“老何,忙著呢?”

何大清没搭腔,眼睛直勾勾盯著藤筐里露出的火腿尖,又扫了一眼旁边裹得严实的牛皮纸包。

他围著自行车转了一圈,嘴里嘖嘖出声。

“沈砚,你小子这是把哪家王府的库房给端了?”

何大清凑近了些,用力嗅了嗅。

“这是……三年以上的金华火腿?不对,这味儿更醇,这得是特供的吧?”

他是家传的谭家菜手艺,那鼻子是从小在燕鲍翅肚里熏出来的。

沈砚拍了拍筐边的灰土。“刚从仓库弄出来的,打算回去折腾点新花样。”

何大清听完,低头看了看自己网兜里的瘦鸡。砍价的劲头全没了。心里酸得不行。

他在丰泽园和轧钢厂混了这么多年,偶尔出去接个私活,也就能弄到点腊肉。可沈砚这筐里装的,那是他做梦都不敢想的好东西。

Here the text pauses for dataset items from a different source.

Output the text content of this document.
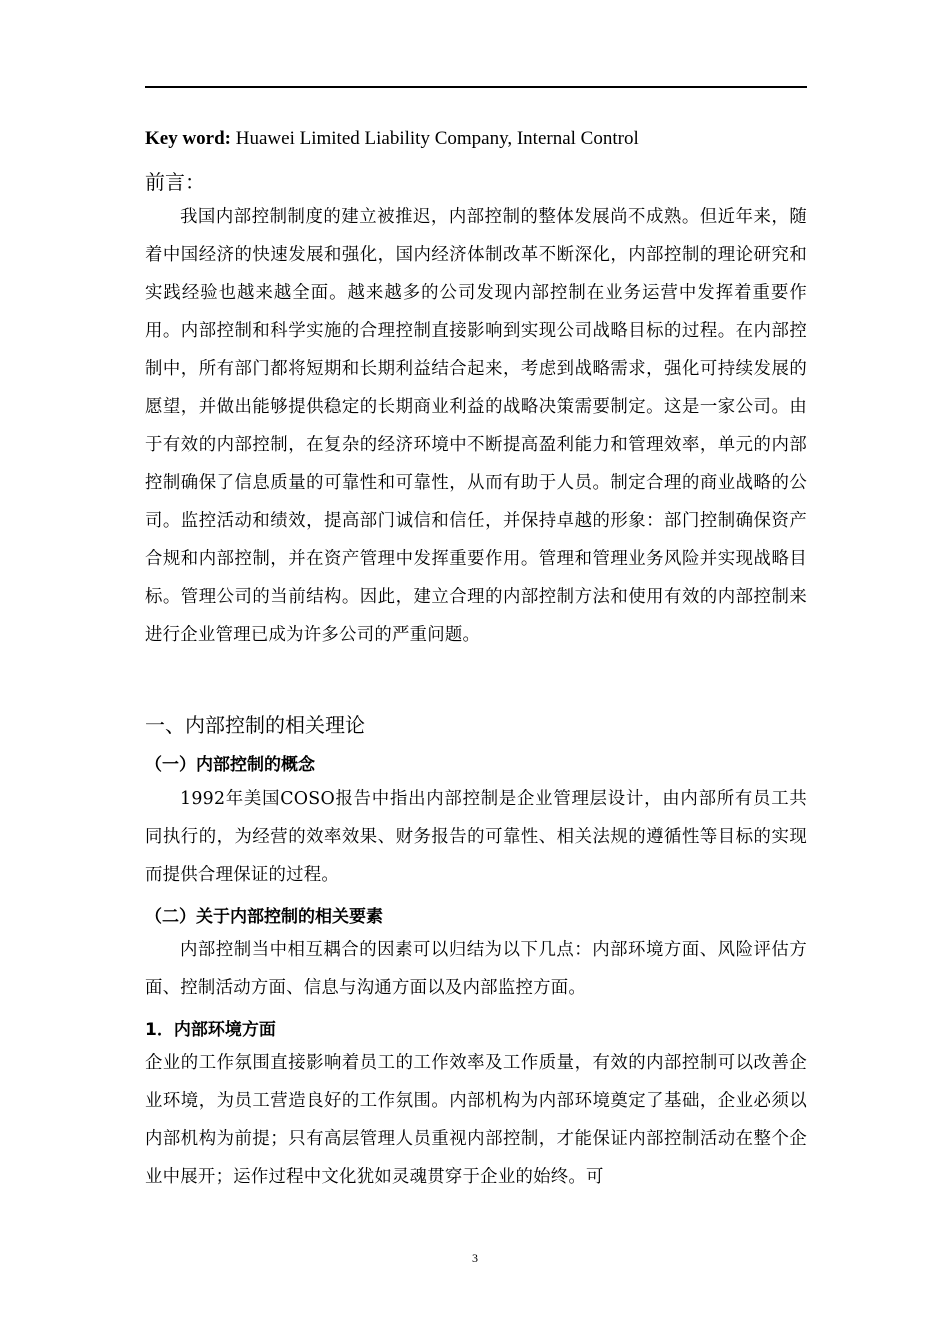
Key word: Huawei Limited Liability Company, Internal Control
前言：
我国内部控制制度的建立被推迟，内部控制的整体发展尚不成熟。但近年来，随着中国经济的快速发展和强化，国内经济体制改革不断深化，内部控制的理论研究和实践经验也越来越全面。越来越多的公司发现内部控制在业务运营中发挥着重要作用。内部控制和科学实施的合理控制直接影响到实现公司战略目标的过程。在内部控制中，所有部门都将短期和长期利益结合起来，考虑到战略需求，强化可持续发展的愿望，并做出能够提供稳定的长期商业利益的战略决策需要制定。这是一家公司。由于有效的内部控制，在复杂的经济环境中不断提高盈利能力和管理效率，单元的内部控制确保了信息质量的可靠性和可靠性，从而有助于人员。制定合理的商业战略的公司。监控活动和绩效，提高部门诚信和信任，并保持卓越的形象：部门控制确保资产合规和内部控制，并在资产管理中发挥重要作用。管理和管理业务风险并实现战略目标。管理公司的当前结构。因此，建立合理的内部控制方法和使用有效的内部控制来进行企业管理已成为许多公司的严重问题。
一、内部控制的相关理论
（一）内部控制的概念
1992年美国COSO报告中指出内部控制是企业管理层设计，由内部所有员工共同执行的，为经营的效率效果、财务报告的可靠性、相关法规的遵循性等目标的实现而提供合理保证的过程。
（二）关于内部控制的相关要素
内部控制当中相互耦合的因素可以归结为以下几点：内部环境方面、风险评估方面、控制活动方面、信息与沟通方面以及内部监控方面。
1．内部环境方面
企业的工作氛围直接影响着员工的工作效率及工作质量，有效的内部控制可以改善企业环境，为员工营造良好的工作氛围。内部机构为内部环境奠定了基础，企业必须以内部机构为前提；只有高层管理人员重视内部控制，才能保证内部控制活动在整个企业中展开；运作过程中文化犹如灵魂贯穿于企业的始终。可
3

“你这火腿的皮色,金黄透亮,一点黑斑都没有。这成色,友谊商店都不一定能见著。”

何大清伸手想去摸一下那火腿的质地。

沈砚反手一拍,直接把何大清的手给挡了回去。

“还没洗呢,一手的土,別给摸脏了。”

何大清也不生气,他嘿嘿乾笑两声,眼神还在藤筐里打转。

“沈老弟,咱们哥俩这关係,你透个底,你这又是火腿又是鲍鱼的,到底要干什么?”

他刚才瞥见了牛皮纸包的一角,那形状和標籤,绝对是最顶级的干鲍。

“打算试著做个新点心。”

沈砚重新蹬起踏板,车子缓缓向前滑行。

何大清站在原地,拎著两只瘦鸡,看著沈砚的背影,半晌没动弹。

满脑子迴荡著新点心仨字。

鲍鱼做点心?这简直是暴殄天物。可一想到沈砚的白案功夫,他又觉得这小子没准真能鼓捣出点名堂。

“这小子,到底是从哪弄到的这种批条。”

何大清嘟囔了一句,低头看了看自己的网兜。他也没心思砍价了,把五毛钱塞给卖菜的老汉,提著鸡往回走。

沈砚骑著车进了南锣鼓巷。胡同口的积雪被踩得发黑。

老赵蹲在墙根下,拿著破瓷碗喝水。看到沈砚回来,眼神往自行车后座上扫了一眼。隨后又低下了头。

回到九十四號院,沈砚把自行车推进院,反手关上了院门。

屋里还留著早上的红烧肉香味,他把火腿和鲍鱼放在案板上。

他从橱柜里翻出一个白瓷大盆接满水,“啪嗒”一声,干鲍丟进水里,沈砚拿起刷子,仔细刷掉鲍鱼表面的浮灰。隨后开始收拾火腿,手里拿著一把锋利的剔骨刀。

刀尖顺著火腿的骨缝划过,带出一片极薄的瘦肉。

他把这片肉放进嘴里。咸,鲜,醇。

对得起那本特级採购证。

他把洗净的鲍鱼全部码进瓷盆,盖上盖子,放到了灶台旁最阴凉的地方。

接下来就需要耐心了。

夜里,沈砚躺在炕上。闭著眼在脑子里过了一遍流程。

麵团的含水量,猪油的比例,馅料的粘稠度。

要是哪一步火候不对,这批好料就算糟践了。